SHANKLIN THE NEW PIER.
This structure is now as completed as to admit steamboats alongside for passenger traffic. The first excursion from the pier was made on Monday by the Flying Falcon, of Portsmouth. Nearly 150 joined the vessel at this pier for a trip round the island and there were present the pier directors and Contractor (Mr. A Thorne), and the Engineer, (Mr. M. Noel Ridley). The present length of the pier is 1,180 feet, and it is intended to add more by way of expansion at the head, where it is proposed to erect a broad promenade with pavilions. The pier has already become a popular promenade.

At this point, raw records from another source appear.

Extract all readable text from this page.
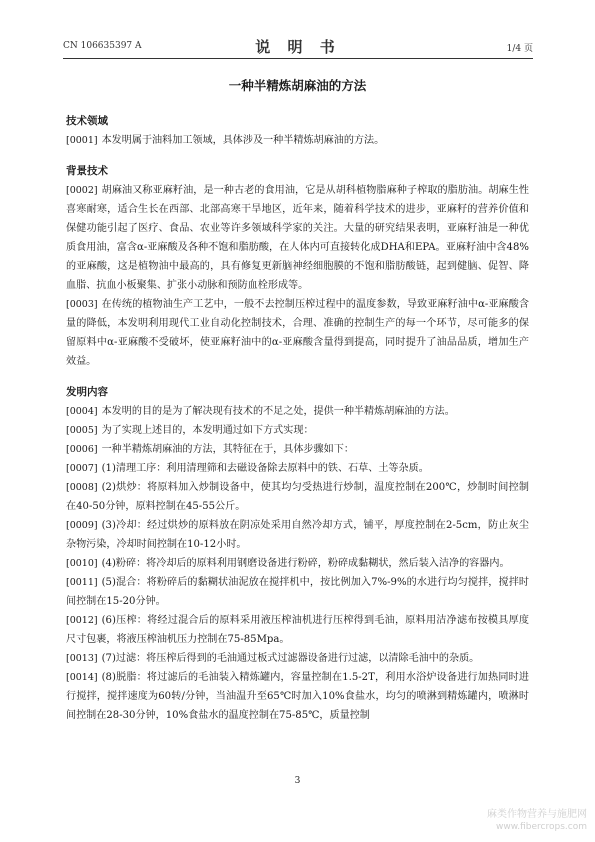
CN 106635397 A	说 明 书	1/4 页
一种半精炼胡麻油的方法
技术领域

[0001] 本发明属于油料加工领域，具体涉及一种半精炼胡麻油的方法。

背景技术

[0002] 胡麻油又称亚麻籽油，是一种古老的食用油，它是从胡科植物脂麻种子榨取的脂肪油。胡麻生性喜寒耐寒，适合生长在西部、北部高寒干旱地区，近年来，随着科学技术的进步，亚麻籽的营养价值和保健功能引起了医疗、食品、农业等许多领域科学家的关注。大量的研究结果表明，亚麻籽油是一种优质食用油，富含α-亚麻酸及各种不饱和脂肪酸，在人体内可直接转化成DHA和EPA。亚麻籽油中含48%的亚麻酸，这是植物油中最高的，具有修复更新脑神经细胞膜的不饱和脂肪酸链，起到健脑、促智、降血脂、抗血小板聚集、扩张小动脉和预防血栓形成等。

[0003] 在传统的植物油生产工艺中，一般不去控制压榨过程中的温度参数，导致亚麻籽油中α-亚麻酸含量的降低，本发明利用现代工业自动化控制技术，合理、准确的控制生产的每一个环节，尽可能多的保留原料中α-亚麻酸不受破坏，使亚麻籽油中的α-亚麻酸含量得到提高，同时提升了油品品质，增加生产效益。

发明内容

[0004] 本发明的目的是为了解决现有技术的不足之处，提供一种半精炼胡麻油的方法。

[0005] 为了实现上述目的，本发明通过如下方式实现：

[0006] 一种半精炼胡麻油的方法，其特征在于，具体步骤如下：

[0007] (1)清理工序：利用清理筛和去磁设备除去原料中的铁、石草、土等杂质。

[0008] (2)烘炒：将原料加入炒制设备中，使其均匀受热进行炒制，温度控制在200℃，炒制时间控制在40-50分钟，原料控制在45-55公斤。

[0009] (3)冷却：经过烘炒的原料放在阴凉处采用自然冷却方式，铺平，厚度控制在2-5cm，防止灰尘杂物污染，冷却时间控制在10-12小时。

[0010] (4)粉碎：将冷却后的原料利用钢磨设备进行粉碎，粉碎成黏糊状，然后装入洁净的容器内。

[0011] (5)混合：将粉碎后的黏糊状油泥放在搅拌机中，按比例加入7%-9%的水进行均匀搅拌，搅拌时间控制在15-20分钟。

[0012] (6)压榨：将经过混合后的原料采用液压榨油机进行压榨得到毛油，原料用洁净滤布按模具厚度尺寸包裹，将液压榨油机压力控制在75-85Mpa。

[0013] (7)过滤：将压榨后得到的毛油通过板式过滤器设备进行过滤，以清除毛油中的杂质。

[0014] (8)脱脂：将过滤后的毛油装入精炼罐内，容量控制在1.5-2T，利用水浴炉设备进行加热同时进行搅拌，搅拌速度为60转/分钟，当油温升至65℃时加入10%食盐水，均匀的喷淋到精炼罐内，喷淋时间控制在28-30分钟，10%食盐水的温度控制在75-85℃，质量控制

3
麻类作物营养与施肥网
www.fibercrops.com
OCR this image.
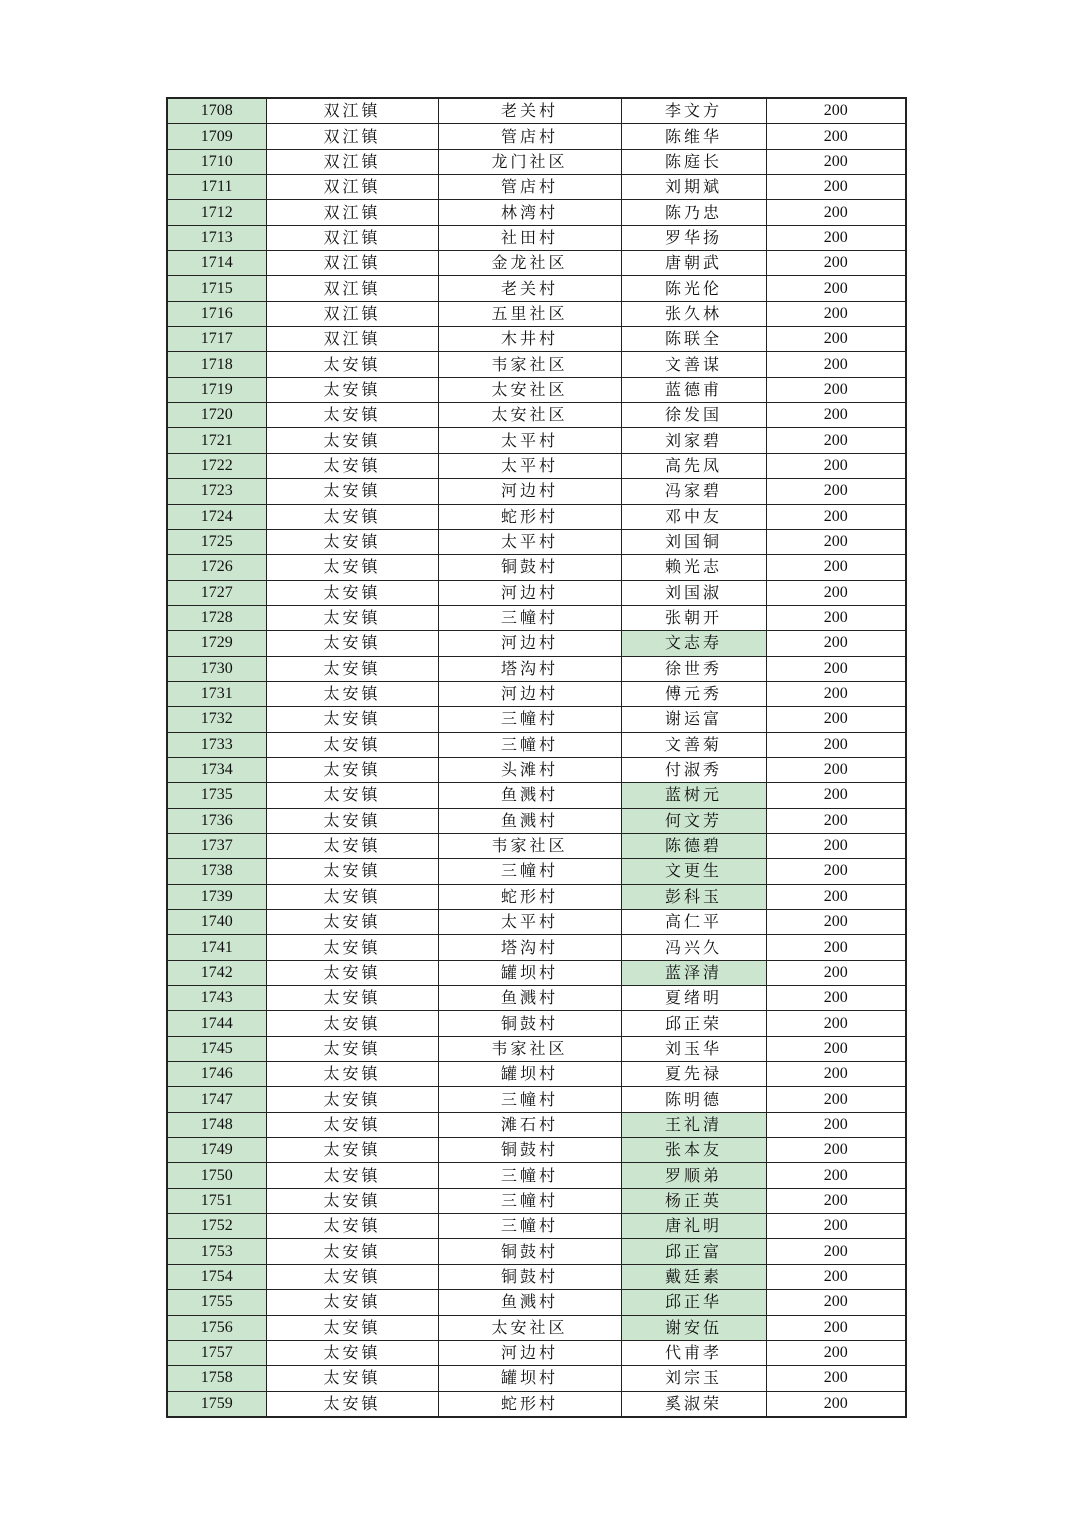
1708	双江镇	老关村	李文方	200
1709	双江镇	管店村	陈维华	200
1710	双江镇	龙门社区	陈庭长	200
1711	双江镇	管店村	刘期斌	200
1712	双江镇	林湾村	陈乃忠	200
1713	双江镇	社田村	罗华扬	200
1714	双江镇	金龙社区	唐朝武	200
1715	双江镇	老关村	陈光伦	200
1716	双江镇	五里社区	张久林	200
1717	双江镇	木井村	陈联全	200
1718	太安镇	韦家社区	文善谋	200
1719	太安镇	太安社区	蓝德甫	200
1720	太安镇	太安社区	徐发国	200
1721	太安镇	太平村	刘家碧	200
1722	太安镇	太平村	高先凤	200
1723	太安镇	河边村	冯家碧	200
1724	太安镇	蛇形村	邓中友	200
1725	太安镇	太平村	刘国铜	200
1726	太安镇	铜鼓村	赖光志	200
1727	太安镇	河边村	刘国淑	200
1728	太安镇	三幢村	张朝开	200
1729	太安镇	河边村	文志寿	200
1730	太安镇	塔沟村	徐世秀	200
1731	太安镇	河边村	傅元秀	200
1732	太安镇	三幢村	谢运富	200
1733	太安镇	三幢村	文善菊	200
1734	太安镇	头滩村	付淑秀	200
1735	太安镇	鱼溅村	蓝树元	200
1736	太安镇	鱼溅村	何文芳	200
1737	太安镇	韦家社区	陈德碧	200
1738	太安镇	三幢村	文更生	200
1739	太安镇	蛇形村	彭科玉	200
1740	太安镇	太平村	高仁平	200
1741	太安镇	塔沟村	冯兴久	200
1742	太安镇	罐坝村	蓝泽清	200
1743	太安镇	鱼溅村	夏绪明	200
1744	太安镇	铜鼓村	邱正荣	200
1745	太安镇	韦家社区	刘玉华	200
1746	太安镇	罐坝村	夏先禄	200
1747	太安镇	三幢村	陈明德	200
1748	太安镇	滩石村	王礼清	200
1749	太安镇	铜鼓村	张本友	200
1750	太安镇	三幢村	罗顺弟	200
1751	太安镇	三幢村	杨正英	200
1752	太安镇	三幢村	唐礼明	200
1753	太安镇	铜鼓村	邱正富	200
1754	太安镇	铜鼓村	戴廷素	200
1755	太安镇	鱼溅村	邱正华	200
1756	太安镇	太安社区	谢安伍	200
1757	太安镇	河边村	代甫孝	200
1758	太安镇	罐坝村	刘宗玉	200
1759	太安镇	蛇形村	奚淑荣	200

VISIT OF THE PRINCESS OF WALES
It is such a rare thing for members of the Royal family to visit Shanklin that when it became known on Saturday afternoon that H. R. H. the Princess of Wales and the Princess Victoria and Maud of Wales, with ladies and gentlemen in attendance, were in Shanklin, and would leave by train between six and seven in the evening, a great crowd of people attended at the Railway Station. The Royal party came to visit Count Deym, the Austrian Ambassador, who has taken Rylstone for the season. They also passed through the Chine, which they greatly admired. On returning to the station they found they had about half an hour to wait, having arrived before the appointed time, and they were subjected to much annoyance by the obtrusive conduct of the people, who had crowded the platform and the station-yard to look at them. This overwhelming desire to inspect the Royal visitors seemed to give intense mortification to the gentlemen in attendance, but the Princess bore the infliction with evident good temper. The crowd was chiefly made up of the resident gentry and visitors. It is to be feared that the good impression the Princess must have had of the beauties of the town must have been counterbalanced by the rudeness of the people. While the Royal party were waiting in a carriage at the Sandown Station a lad who plays the concertina in the streets for his livelihood played a couple of tunes in front of the Royal carriage, and the Princess of Wales made the little fellow extremely happy by throwing out a sovereign to him. On Thursday the Duke and Duchess of Connaught and Prince and Princess Henry of Battenberg visited the Count and Countess Deym and took tea with them, but they left the town without being recognised by any great number of people.